Scientists identify a role for main Parkinson’s gene in the brain.
Parkinson’s disease (PD) is a long-term neurodegenerative disorder of the central nervous system whose symptoms generally come on slowly over time, mainly affecting the motor system. The most common genetic cause of PD is a mutation in the LRRK2 loci, however, this gene’s normal physiological role in the brain is unclear. Now, a study from researchers at the National Institutes of Health shows the LRRK gene is necessary for the survival of dopamine-containing neurons in the brain, the cells most affected by Parkinson’s. The team states their findings could alter the design of treatments against the disease. The study published in the journal Neuron.

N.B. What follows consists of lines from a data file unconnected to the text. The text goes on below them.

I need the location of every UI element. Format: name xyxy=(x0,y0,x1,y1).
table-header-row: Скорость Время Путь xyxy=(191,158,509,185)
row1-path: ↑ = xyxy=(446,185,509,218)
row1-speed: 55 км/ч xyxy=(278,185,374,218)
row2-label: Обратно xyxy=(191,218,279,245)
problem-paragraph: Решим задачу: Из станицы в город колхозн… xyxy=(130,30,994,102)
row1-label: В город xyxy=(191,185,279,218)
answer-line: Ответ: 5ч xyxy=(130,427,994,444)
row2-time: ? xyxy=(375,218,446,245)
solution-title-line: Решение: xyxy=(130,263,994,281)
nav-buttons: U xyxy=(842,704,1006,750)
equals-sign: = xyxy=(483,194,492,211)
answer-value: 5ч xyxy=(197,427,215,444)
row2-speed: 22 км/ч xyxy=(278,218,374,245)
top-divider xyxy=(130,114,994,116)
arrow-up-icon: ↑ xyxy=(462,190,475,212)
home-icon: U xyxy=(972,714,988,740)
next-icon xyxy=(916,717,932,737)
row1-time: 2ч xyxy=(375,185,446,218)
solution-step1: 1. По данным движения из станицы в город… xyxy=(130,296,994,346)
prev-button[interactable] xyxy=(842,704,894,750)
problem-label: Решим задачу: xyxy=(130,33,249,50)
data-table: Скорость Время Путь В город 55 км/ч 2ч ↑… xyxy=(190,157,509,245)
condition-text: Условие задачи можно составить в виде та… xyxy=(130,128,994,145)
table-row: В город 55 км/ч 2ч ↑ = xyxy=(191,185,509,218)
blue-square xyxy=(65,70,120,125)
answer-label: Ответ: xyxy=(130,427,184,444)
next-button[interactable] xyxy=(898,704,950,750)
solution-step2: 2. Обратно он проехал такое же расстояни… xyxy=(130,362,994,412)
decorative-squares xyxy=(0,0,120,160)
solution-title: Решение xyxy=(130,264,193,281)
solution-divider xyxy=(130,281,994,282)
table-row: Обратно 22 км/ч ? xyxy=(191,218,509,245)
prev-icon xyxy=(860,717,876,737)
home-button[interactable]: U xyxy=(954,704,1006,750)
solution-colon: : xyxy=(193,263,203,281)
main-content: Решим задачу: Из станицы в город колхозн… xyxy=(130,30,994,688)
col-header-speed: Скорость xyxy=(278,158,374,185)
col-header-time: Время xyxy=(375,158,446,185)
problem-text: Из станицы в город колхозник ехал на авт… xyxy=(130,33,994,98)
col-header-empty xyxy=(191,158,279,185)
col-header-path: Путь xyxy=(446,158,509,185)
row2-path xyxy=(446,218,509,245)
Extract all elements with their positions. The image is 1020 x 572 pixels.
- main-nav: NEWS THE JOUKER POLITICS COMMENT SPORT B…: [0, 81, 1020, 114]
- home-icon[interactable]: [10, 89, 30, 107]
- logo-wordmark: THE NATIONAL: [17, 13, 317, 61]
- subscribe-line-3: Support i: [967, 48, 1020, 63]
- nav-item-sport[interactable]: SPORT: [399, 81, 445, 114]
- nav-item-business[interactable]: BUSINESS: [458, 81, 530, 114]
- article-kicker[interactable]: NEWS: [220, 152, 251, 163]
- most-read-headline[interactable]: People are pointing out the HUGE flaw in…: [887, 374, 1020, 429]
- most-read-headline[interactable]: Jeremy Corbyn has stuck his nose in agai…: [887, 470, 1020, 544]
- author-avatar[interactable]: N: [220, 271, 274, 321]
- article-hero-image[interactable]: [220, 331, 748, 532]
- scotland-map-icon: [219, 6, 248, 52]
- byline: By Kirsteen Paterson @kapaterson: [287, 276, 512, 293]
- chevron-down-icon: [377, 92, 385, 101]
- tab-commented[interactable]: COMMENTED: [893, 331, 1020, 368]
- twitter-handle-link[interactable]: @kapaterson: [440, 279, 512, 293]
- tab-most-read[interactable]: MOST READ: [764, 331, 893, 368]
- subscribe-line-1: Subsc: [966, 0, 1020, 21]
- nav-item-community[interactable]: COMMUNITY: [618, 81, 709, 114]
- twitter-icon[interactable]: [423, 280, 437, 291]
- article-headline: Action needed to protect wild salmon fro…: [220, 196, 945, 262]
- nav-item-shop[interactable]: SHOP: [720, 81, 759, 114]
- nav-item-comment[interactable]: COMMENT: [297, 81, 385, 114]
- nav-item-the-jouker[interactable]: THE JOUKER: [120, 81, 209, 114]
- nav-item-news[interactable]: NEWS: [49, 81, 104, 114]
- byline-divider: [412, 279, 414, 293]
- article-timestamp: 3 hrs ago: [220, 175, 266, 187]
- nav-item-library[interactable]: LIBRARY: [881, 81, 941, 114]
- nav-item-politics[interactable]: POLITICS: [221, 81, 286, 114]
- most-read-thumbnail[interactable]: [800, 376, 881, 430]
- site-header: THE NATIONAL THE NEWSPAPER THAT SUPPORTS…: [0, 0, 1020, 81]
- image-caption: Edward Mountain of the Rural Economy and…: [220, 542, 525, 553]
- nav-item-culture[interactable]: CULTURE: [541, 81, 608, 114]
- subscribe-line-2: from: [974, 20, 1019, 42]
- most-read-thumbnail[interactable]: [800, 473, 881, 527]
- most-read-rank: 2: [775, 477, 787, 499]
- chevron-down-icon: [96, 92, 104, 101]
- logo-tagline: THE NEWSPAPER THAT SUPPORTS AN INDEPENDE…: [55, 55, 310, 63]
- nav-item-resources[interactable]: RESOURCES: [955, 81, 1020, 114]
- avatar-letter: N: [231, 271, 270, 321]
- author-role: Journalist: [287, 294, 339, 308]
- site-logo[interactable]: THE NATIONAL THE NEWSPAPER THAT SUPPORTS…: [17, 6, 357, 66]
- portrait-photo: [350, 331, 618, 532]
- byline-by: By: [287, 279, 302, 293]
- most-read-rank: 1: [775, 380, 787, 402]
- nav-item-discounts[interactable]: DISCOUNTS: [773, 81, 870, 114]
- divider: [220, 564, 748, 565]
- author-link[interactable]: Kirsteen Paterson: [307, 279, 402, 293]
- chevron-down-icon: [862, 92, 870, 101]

Previous studies show LRRK2 is found along with a closely related protein, LRRK1, in the brain. A mutation in LRRK2 alone can eventually produce Parkinson’s disease symptoms and brain pathology in humans as they age. In mice, however, LRRK2 loss or mutation does not lead to the death of dopamine-producing neurons, possibly because LRRK1 plays a complementary or compensatory role during the relatively short, two-year mouse lifespan. The current study investigates the roles of these closely related proteins in brain function using animal models.
The current study utilizes mice lacking both LRRK1 and LRRK2 proteins to observe a loss of dopamine-containing neurons in areas of the brain consistent with PD. Results show a buildup of a protein called α-synuclein, a hallmark of Parkinson’s, in the affected dopamine brain cells. Data findings show inactivation of LRRK2 and its functional homolog LRRK1 results in earlier mortality and age-dependent, selective neurodegeneration.
Results show LRRK is critical for the survival of the populations of neurons affected by Parkinson’s disease. Data findings show while the deletion of both LRRK1 and LRRK2 did not affect overall brain size or cells in such areas of the brain as the cerebral cortex and cerebellum, the mice showed other significant effects such as a decrease in body weight and a lifespan of only 15 to 16 months.
The team surmises their study reveals an essential role of LRRK in the survival of dopamine neurons and in the regulation of the dead cell and debris clearance pathway in the aging brain. For the future, the researchers state they are now developing mice that have LRRK1 and 2 removed only in the dopamine-containing neurons of the brain.